Conclusions: Our models were better at predicting at the sample level than at the individual level, and at predicting those who chose epidural (PPV) than predicting those who did not choose epidural (NPV) in real life. Our study did worse at predicting than those from previous studies with a concordance ranging from 64 to 83% (2–5). Hot-cold empathy gap may explain why our DCE under-predicted the choice of epidural compared to real-life choices.


References:

[1] Quaife, M., et al., How well do discrete choice experiments predict health choices? A systematic review and meta-analysis of external validity. The European journal of health economics, 2018. 19(8): p. 1053–1066.

[2] Mohammadi, T., et al., Testing the external validity of a discrete choice experiment method: an application to latent tuberculosis infection treatment. Value in Health, 2017. 20(7): p. 969–975.

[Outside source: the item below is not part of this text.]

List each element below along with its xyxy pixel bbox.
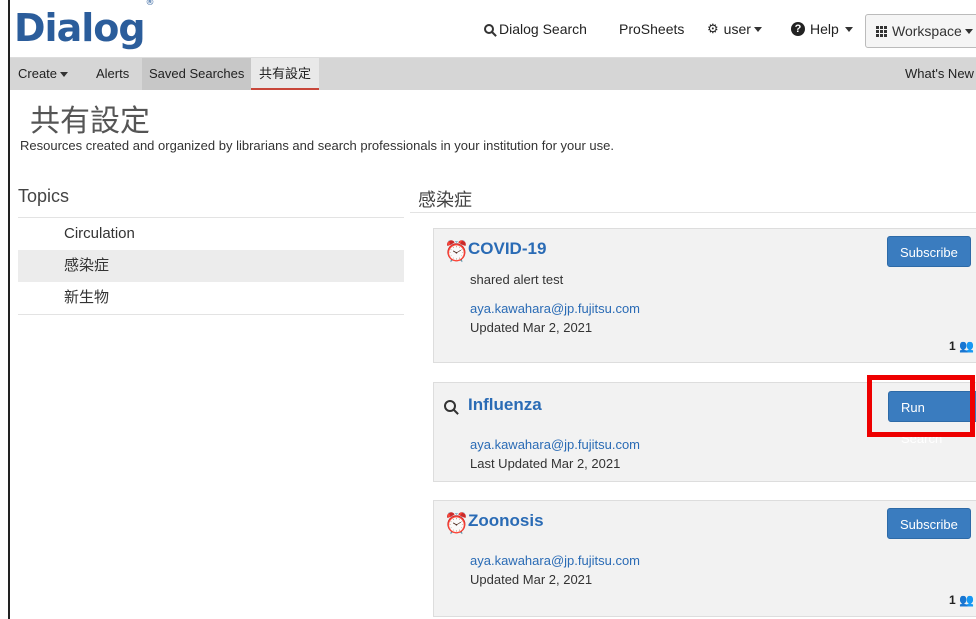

[3] Salampessy, B.H., et al., The predictive value of discrete choice experiments in public health: an exploratory application. The Patient-Patient-Centered Outcomes Research, 2015. 8(6): p. 521–529.

[4] Lambooij, M.S., et al., Consistency between stated and revealed preferences: a discrete choice experiment and a behavioural experiment on vaccination behaviour compared. BMC medical research methodology, 2015. 15(1): p. 1–8.

[5] Linley, W.G. and D.A. Hughes, Decision-makers’ preferences for approving new medicines in wales: a discrete-choice experiment with assessment of external validity. Pharmacoeconomics, 2013. 31(4): p. 345–355.